Talmud pages

Gittin 57

Revenge fantasy.

Two days ago, we began reading one of the longest narratives in the entire Talmud, the story of how the Temple and all of Jerusalem were destroyed. Today we reach the conclusion of that sordid tale.

Back on Gittin 55b, the story of the destruction of Jerusalem opened with a surprising claim: 

Jerusalem was destroyed on account of Kamtza and bar Kamtza.

Who are they? Turns out, there was an unnamed man who was friends with Kamtza and enemies with bar Kamtza. Because their names were so similar, his servant accidentally invited his enemy (bar Kamtza) instead of his friend (Kamtza) to a feast. When the host made a scene throwing bar Kamtza out on the street, and the sages in attendance did nothing to stop him, bar Kamtza decided to go nuclear — seeking revenge by concocting a scenario to bring the wrath of Rome down on the entire Jewish people. And it worked.

What’s fascinating about this is that it places the blame for the destruction of Jerusalem not on the Romans, who besieged the city for years and cruelly slaughtered its inhabitants, but on the Jews. Indeed, additional details about the years of siege support this view that it was poor decisions by Jewish leaders, and not the cruel exercise of imperial power, that led to the largest catastrophe in Jewish history. 

The theological statement here is clear: The destruction of Jerusalem was authorized by God, and the Romans were mere instruments of punitive divine justice. There’s a moral message, too, about the destructive power of humiliation and the travesty of unwise, flaccid leadership. 

Nonetheless, as the story progresses, the rabbis cannot help but unspool some of their rage on the Romans — specifically the general (later emperor) Titus who finished war. Here’s their description, on yesterday’s daf, of Titus’ moment of victory:

What did Titus do when he conquered the Temple? He took a prostitute with his hand, and entered the Holy of Holies with her. He then spread out a Torah scroll and committed a sin (with her) on it. Afterward, he took a sword and cut into the parochet, the curtain shrouding the Holy of Holies. A miracle was performed and blood spurted forth. He mistakenly thought that he had killed himself (i.e. God), as it is stated: “Your enemies roar in the midst of Your meeting place; they have set up their own signs for signs.” (Psalms 74:4)

Fornicating with a prostitute on top of a Torah scroll in the Holy of Holies, then attempting to “kill” the Jewish God by slicing the parochet, is superlatively offensive. And yet, this account invites us to laugh at Titus for thinking he has killed God — something God encourages by causing blood to spurt out of the torn curtain.

Even Titus seems to know that killing God is not that easy, because in the Talmud’s description of the aftermath of the Temple’s destruction we see him interpret a storm at sea as an attack from Israel’s God. However, once again, he is mistakenly confident that God’s power is limited — in this case, to the domain of water. Titus taunts:

If He is really mighty, let Him go up on dry land and wage war against me.

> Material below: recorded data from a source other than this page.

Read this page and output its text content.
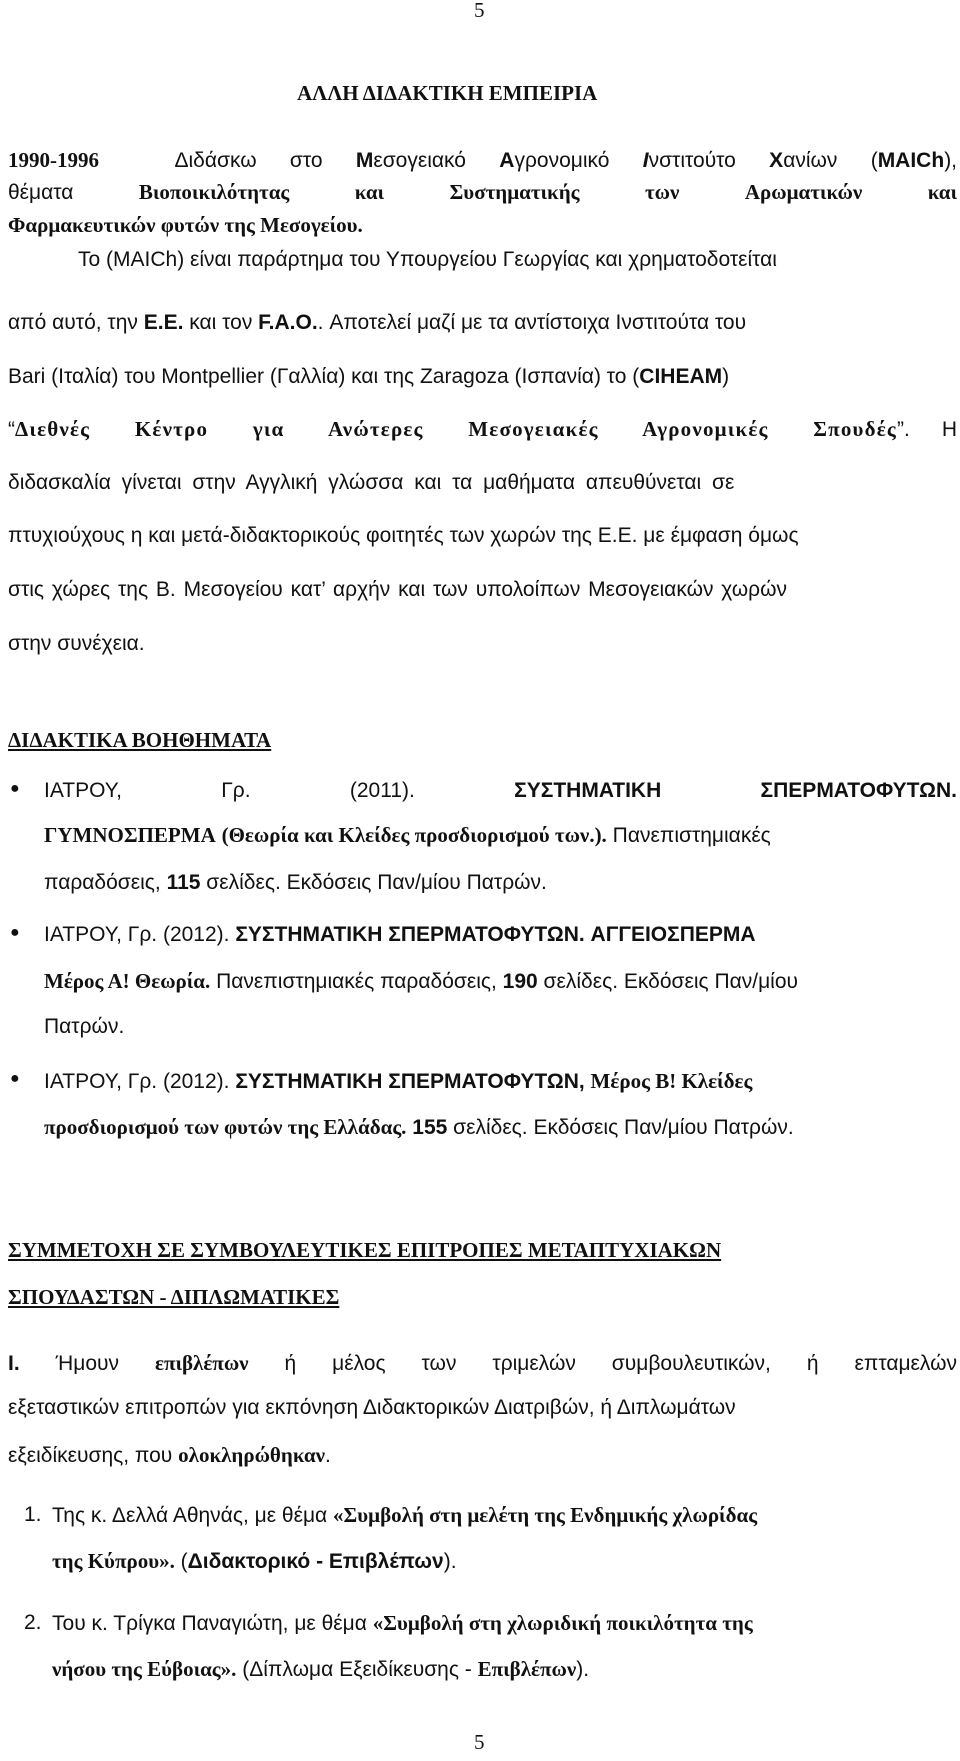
5
ΑΛΛΗ ΔΙΔΑΚΤΙΚΗ ΕΜΠΕΙΡΙΑ
1990-1996	Διδάσκω στο Μεσογειακό Αγρονομικό Ινστιτούτο Χανίων (MAICh),
θέματα	Βιοποικιλότητας	και	Συστηματικής	των	Αρωματικών	και
Φαρμακευτικών φυτών της Μεσογείου.
Το (MAICh) είναι παράρτημα του Υπουργείου Γεωργίας και χρηματοδοτείται
από αυτό, την Ε.Ε. και τον F.A.O.. Αποτελεί μαζί με τα αντίστοιχα Ινστιτούτα του
Bari (Ιταλία) του Montpellier (Γαλλία) και της Zaragoza (Ισπανία) το (CIHEAM)
“Διεθνές Κέντρο για Ανώτερες Μεσογειακές Αγρονομικές Σπουδές”. Η
διδασκαλία γίνεται στην Αγγλική γλώσσα και τα μαθήματα απευθύνεται σε
πτυχιούχους η και μετά-διδακτορικούς φοιτητές των χωρών της Ε.Ε. με έμφαση όμως
στις χώρες της Β. Μεσογείου κατ’ αρχήν και των υπολοίπων Μεσογειακών χωρών
στην συνέχεια.
ΔΙΔΑΚΤΙΚΑ ΒΟΗΘΗΜΑΤΑ
● ΙΑΤΡΟΥ,	Γρ.	(2011).	ΣΥΣΤΗΜΑΤΙΚΗ	ΣΠΕΡΜΑΤΟΦΥΤΩΝ.
ΓΥΜΝΟΣΠΕΡΜΑ (Θεωρία και Κλείδες προσδιορισμού των.). Πανεπιστημιακές
παραδόσεις, 115 σελίδες. Εκδόσεις Παν/μίου Πατρών.
● ΙΑΤΡΟΥ, Γρ. (2012). ΣΥΣΤΗΜΑΤΙΚΗ ΣΠΕΡΜΑΤΟΦΥΤΩΝ. ΑΓΓΕΙΟΣΠΕΡΜΑ
Μέρος Α! Θεωρία. Πανεπιστημιακές παραδόσεις, 190 σελίδες. Εκδόσεις Παν/μίου
Πατρών.
● ΙΑΤΡΟΥ, Γρ. (2012). ΣΥΣΤΗΜΑΤΙΚΗ ΣΠΕΡΜΑΤΟΦΥΤΩΝ, Μέρος Β! Κλείδες
προσδιορισμού των φυτών της Ελλάδας. 155 σελίδες. Εκδόσεις Παν/μίου Πατρών.
ΣΥΜΜΕΤΟΧΗ ΣΕ ΣΥΜΒΟΥΛΕΥΤΙΚΕΣ ΕΠΙΤΡΟΠΕΣ ΜΕΤΑΠΤΥΧΙΑΚΩΝ
ΣΠΟΥΔΑΣΤΩΝ - ΔΙΠΛΩΜΑΤΙΚΕΣ
I. Ήμουν επιβλέπων ή μέλος των τριμελών συμβουλευτικών, ή επταμελών
εξεταστικών επιτροπών για εκπόνηση Διδακτορικών Διατριβών, ή Διπλωμάτων
εξειδίκευσης, που ολοκληρώθηκαν.
1. Της κ. Δελλά Αθηνάς, με θέμα «Συμβολή στη μελέτη της Ενδημικής χλωρίδας
της Κύπρου». (Διδακτορικό - Επιβλέπων).
2. Του κ. Τρίγκα Παναγιώτη, με θέμα «Συμβολή στη χλωριδική ποικιλότητα της
νήσου της Εύβοιας». (Δίπλωμα Εξειδίκευσης - Επιβλέπων).
5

What follows is a revenge fantasy concocted by the rabbis in which God sends the “lowliest” land creature — a gnat — to torment Titus for the rest of his days. The gnat enters Titus’ brain through his nostril and picks at it for seven years, causing him constant torment. The Talmud recounts that when Titus finally died, his head was split open to reveal that the gnat had grown to the size of a sparrow. 

Even in death, the Talmud recounts, Titus continued to fear the God of the Jews, prescribing that his ashes be scattered on the seven seas in an attempt to hide from posthumous divine judgment. (Ironic, perhaps, given that he had previously judged God as powerful only at sea.)

The revenge fantasy continues. Some years later, Titus’ nephew Onkelos decides to convert to Judaism. What inspired this decision? Onkelos raised his dead uncle from the grave and asked him which people is most important in the World to Come. And guess what the former emperor of Rome reported? The Jewish people are the most important. 

This is a long sequence devoted to a revenge fantasy, and it sits somewhat strangely with the theological statement at the beginning of the story, which places blame for the destruction of Jerusalem on the Jewish people, and in particular their leaders. If Titus is a mere instrument of God, why should the rabbis loose their venom on him? Is Rome responsible for the destruction of Jerusalem or are the Jews? Despite the long denouement that plays out on today’s daf, the rabbis return to their original stance by concluding the story with this assertion:

It is taught: Rabbi Elazar says: Come and see how great is the power of shame, for the Holy One, Blessed be He, assisted bar Kamtza, and He destroyed His Temple and burned His Sanctuary.

It is devastating to think that God can be so punitive, but perhaps less devastating than imagining God is unable to stop the Roman army.